The company’s 5 Broadgate offices – based in the heart of the capital’s financial district – have been fitted with 576 Panasonic N240 as part of the £350 million redevelopment of the 4 and 6 Broadgate buildings.

The system is expected to generate around 108,104 kWh each year, offsetting more than 57 tonnes of CO2 and UBS is expected to fully move into the offices when development completes in early 2016.

EvoEnergy said the development posed a number of design and logistical challenges throughout, not least height restrictions related to potential obstructions of views surrounding St Pauls Cathedral.

The installer designed a bespoke fixing base to ensure the panels were installed at a maximum angle of five degrees to comply with the restrictions and Daniel Roca, UK country manager at Panasonic, said the modules were “ideally suited” for the project given the limited roof space.

“The finished product not only represents a remarkable feat of engineering by incorporating a uniquely bespoke PV system on one of the most striking building in the banking quarter of London, but also sends a message that no matter how crowded a roof may be, there are ways and means to negotiate any obstacle or obstruction to promote renewable energy at a time when we should be thinking about the environment with every step towards new constructions,” James Sutton, project manager at EvoEnergy, added.

The installation comes amidst concerns for the future of the commercial rooftop sector in the face of considerable cuts to the small-scale feed-in tariff.
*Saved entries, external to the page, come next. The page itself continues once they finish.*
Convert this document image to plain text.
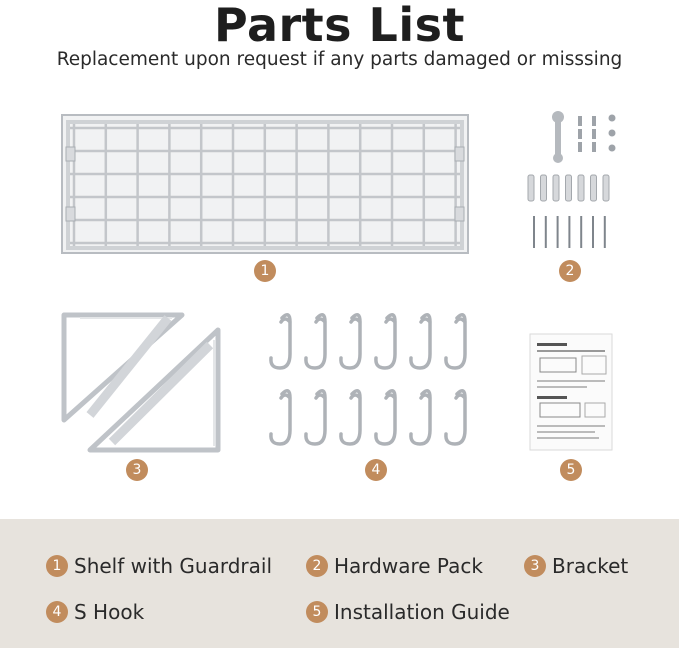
Parts List
Replacement upon request if any parts damaged or misssing
1	2
3	4	5
1 Shelf with Guardrail	2 Hardware Pack	3 Bracket
4 S Hook	5 Installation Guide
Installations of between 50-250kW and 250kW-1MW face new FiT rates of 2.64p and 2.28p p/kWh as of 1 January, and there remains consternation about the uptake of solar rooftops in the capital.

Both the Solar Trade Association and Green Party London Assembly member Jenny Jones have lamented the number of commercial rooftop installations in the country and particularly in the capital, and called on regulatory and administrative barriers to be removed in an attempt to stimulate it.